Como observou o desembargador, a empresa dispunha de um sistema de bancos de horas, que era condicionado ao limite de 10 horas diárias, o que não era respeitado, já que o mecânico trabalhava em turnos alternados de 12 horas. Por tudo isso, o relator concluiu que a empregadora deveria pagar ao mecânico de locomotivas, como extras, as horas trabalhadas além 6ª diária ou 36ª semanal, com os reflexos legais.
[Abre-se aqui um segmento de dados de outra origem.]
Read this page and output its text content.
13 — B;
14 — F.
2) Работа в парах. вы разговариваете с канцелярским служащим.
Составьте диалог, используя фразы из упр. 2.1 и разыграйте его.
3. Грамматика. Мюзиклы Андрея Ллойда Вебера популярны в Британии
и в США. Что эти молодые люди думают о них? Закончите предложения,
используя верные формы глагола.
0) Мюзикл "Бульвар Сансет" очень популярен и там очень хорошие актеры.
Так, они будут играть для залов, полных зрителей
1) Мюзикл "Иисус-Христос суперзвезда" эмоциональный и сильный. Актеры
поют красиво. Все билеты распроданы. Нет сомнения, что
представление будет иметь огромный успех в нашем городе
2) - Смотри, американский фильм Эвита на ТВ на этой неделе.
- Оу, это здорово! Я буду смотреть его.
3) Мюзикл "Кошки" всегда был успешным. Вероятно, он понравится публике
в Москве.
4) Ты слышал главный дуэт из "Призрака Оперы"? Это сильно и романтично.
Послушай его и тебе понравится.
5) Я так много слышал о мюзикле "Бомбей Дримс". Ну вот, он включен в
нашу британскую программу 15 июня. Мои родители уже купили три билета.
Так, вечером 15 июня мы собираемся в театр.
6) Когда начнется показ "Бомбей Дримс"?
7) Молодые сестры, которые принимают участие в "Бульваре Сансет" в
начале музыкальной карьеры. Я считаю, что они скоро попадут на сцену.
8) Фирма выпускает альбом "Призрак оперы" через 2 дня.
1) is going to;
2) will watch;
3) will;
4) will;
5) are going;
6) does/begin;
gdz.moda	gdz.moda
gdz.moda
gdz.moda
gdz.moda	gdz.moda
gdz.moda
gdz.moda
Quanto à jornada de trabalho, a prova testemunhal demonstrou que os cartões de ponto não eram corretamente registrados. Assim, a jornada do mecânico foi fixada com base nas declarações das testemunhas, que revelaram o desrespeito aos intervalos de uma hora para refeição e de 11 horas entre uma jornada e outra. É que o mecânico cumpria escala 4X4 (4 dias de trabalho por 4 dias de folga), em turnos alternados (diurno e noturno) de 12 horas, sendo que, por duas vezes na escala, trabalhava 4 horas além do expediente, com apenas 30 minutos de intervalo.
Jornada extenuante – Dano existencial – Conforme pontuou o relator, os horários de trabalho praticados pelo mecânico possibilitavam a ele pouquíssimas horas de descanso: “O reclamante se ativava em turnos ininterruptos de revezamento por 12 horas consecutivas e em alguns dias trabalhava mais quatro horas ao final do expediente, totalizando 16 horas seguidas de trabalho, sendo que usufruía de apenas 30 minutos de intervalo”, registrou na decisão.
Nesse cenário, o desembargador não teve dúvidas de que o reclamante era submetido a jornada extenuante e exaustiva, o que lhe privou dos relacionamentos sociais, projetos pessoais e até de um tempo de repouso que lhe garantisse um período de sono realmente reparador. “O prejuízo, em casos como o presente, é deduzido da própria ofensa, bastando o implemento do ato ilícito para criar a presunção dos efeitos negativos na órbita subjetiva da vítima. Trata-se, portanto, de dano moral presumido”, destacou o relator.
Para o julgador, o dano suportado pelo trabalhador é evidente, sendo decorrente de ato ilícito da empregadora, que estabeleceu a jornada de trabalho em desacordo com a legislação trabalhista. Nesse quadro, a empresa está obrigada a reparar os danos que sua conduta antijurídica causou ao empregado: “É o chamado dano existencial, uma espécie de dano imaterial em que o trabalhador sofre limitações em sua vida, fora do ambiente de trabalho”, explicou o desembargador, condenando a FCA a pagar ao mecânico de locomotivas indenização por danos morais (existenciais) no valor de 8 mil reais. Os fundamentos do relator foram acolhidos pela Turma revisora.